Veinte años después de su llegada a su adorada Reina del Plata, Gardel subía al escenario de un lujoso cabaret porteño, guitarra en mano, acompañado de su partenaire José Razzano. Fue el comienzo de una carrera triunfal.
El 24 de junio de 1935, en la cúspide de su éxito, un fatal accidente aéreo puso fin a su vida en la ciudad colombiana de Medellín. Moría el hombre. Nacía el mito. A lo largo de las décadas, Gardel, Carlitos, el Zorzal Criollo, el Mudo, el Morocho del Abasto, serían objeto de veneración y estudio.
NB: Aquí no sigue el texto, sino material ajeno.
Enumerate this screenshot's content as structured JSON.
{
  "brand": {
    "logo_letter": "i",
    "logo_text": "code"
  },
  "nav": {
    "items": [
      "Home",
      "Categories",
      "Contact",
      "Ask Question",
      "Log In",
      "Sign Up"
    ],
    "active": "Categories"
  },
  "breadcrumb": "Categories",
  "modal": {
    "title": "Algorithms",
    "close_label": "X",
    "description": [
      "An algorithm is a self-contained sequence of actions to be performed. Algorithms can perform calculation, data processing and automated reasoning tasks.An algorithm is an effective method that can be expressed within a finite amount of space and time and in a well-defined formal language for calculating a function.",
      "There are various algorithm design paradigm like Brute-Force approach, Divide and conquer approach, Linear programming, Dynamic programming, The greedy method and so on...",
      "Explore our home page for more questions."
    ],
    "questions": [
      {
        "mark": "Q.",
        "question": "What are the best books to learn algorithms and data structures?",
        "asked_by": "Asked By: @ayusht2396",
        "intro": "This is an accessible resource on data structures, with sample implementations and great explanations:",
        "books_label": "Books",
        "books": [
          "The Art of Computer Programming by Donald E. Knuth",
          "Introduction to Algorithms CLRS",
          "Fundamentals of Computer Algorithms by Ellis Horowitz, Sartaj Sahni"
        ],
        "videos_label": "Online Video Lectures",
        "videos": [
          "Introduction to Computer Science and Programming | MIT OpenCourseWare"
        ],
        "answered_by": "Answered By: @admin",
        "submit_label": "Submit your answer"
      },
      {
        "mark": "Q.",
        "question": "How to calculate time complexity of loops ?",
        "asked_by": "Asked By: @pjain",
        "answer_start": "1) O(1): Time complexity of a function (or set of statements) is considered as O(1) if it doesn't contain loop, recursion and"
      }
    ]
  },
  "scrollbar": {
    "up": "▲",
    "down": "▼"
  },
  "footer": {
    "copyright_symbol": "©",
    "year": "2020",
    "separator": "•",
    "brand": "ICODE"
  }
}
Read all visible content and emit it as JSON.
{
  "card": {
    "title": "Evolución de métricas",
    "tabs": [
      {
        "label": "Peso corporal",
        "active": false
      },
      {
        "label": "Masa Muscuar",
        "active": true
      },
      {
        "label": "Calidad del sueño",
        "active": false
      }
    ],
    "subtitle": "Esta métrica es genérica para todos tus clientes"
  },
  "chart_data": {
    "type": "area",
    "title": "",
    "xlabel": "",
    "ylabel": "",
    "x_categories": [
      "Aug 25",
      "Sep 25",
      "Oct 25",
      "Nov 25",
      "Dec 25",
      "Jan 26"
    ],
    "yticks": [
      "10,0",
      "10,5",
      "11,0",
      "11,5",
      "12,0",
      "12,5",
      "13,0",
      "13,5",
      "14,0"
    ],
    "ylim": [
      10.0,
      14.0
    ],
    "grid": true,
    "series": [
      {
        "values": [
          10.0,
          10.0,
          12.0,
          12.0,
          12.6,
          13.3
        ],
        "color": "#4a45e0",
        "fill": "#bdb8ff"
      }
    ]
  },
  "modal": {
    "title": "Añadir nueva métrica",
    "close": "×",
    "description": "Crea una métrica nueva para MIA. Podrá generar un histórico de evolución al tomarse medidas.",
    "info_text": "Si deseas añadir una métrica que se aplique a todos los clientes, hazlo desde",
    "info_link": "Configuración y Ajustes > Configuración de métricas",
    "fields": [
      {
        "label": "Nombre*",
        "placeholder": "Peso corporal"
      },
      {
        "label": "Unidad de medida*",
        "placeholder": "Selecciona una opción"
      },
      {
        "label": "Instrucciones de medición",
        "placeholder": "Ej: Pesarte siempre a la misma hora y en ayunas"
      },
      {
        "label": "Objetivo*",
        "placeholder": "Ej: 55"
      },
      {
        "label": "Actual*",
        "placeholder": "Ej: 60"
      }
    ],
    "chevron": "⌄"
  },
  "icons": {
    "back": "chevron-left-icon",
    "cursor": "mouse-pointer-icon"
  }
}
Nací en 1970. Mi padre y mi abuelo paterno, tangueros de alma, tuvieron menos éxito en aficionarme al tango que mi madre y mi abuela materna en aficionarme a la ópera y la música de los grandes compositores europeos de los siglos XVII a XIX. En mi niñez, mi gusto por la música no pasó del cancionero infantil y algunos grupos anglófonos de música pop de moda por aquellos años.
Mi verdadero bautismo musical se produjo en marzo de 1985, en vísperas de mi décimoquinto cumpleaños. Revolviendo cassettes en Harrod's, descubrí un registro de la Quinta Sinfonía de Beethoven y la Sinfonía Inconclusa de Schubert, interpretadas por la Filarmónica de Nueva York, bajo la dirección de Leonard Bernstein. A semejantes maravillas siguió el primer concierto para piano y orquesta de Chopin, que, al día de la fecha, figura entre mis piezas musicales favoritas.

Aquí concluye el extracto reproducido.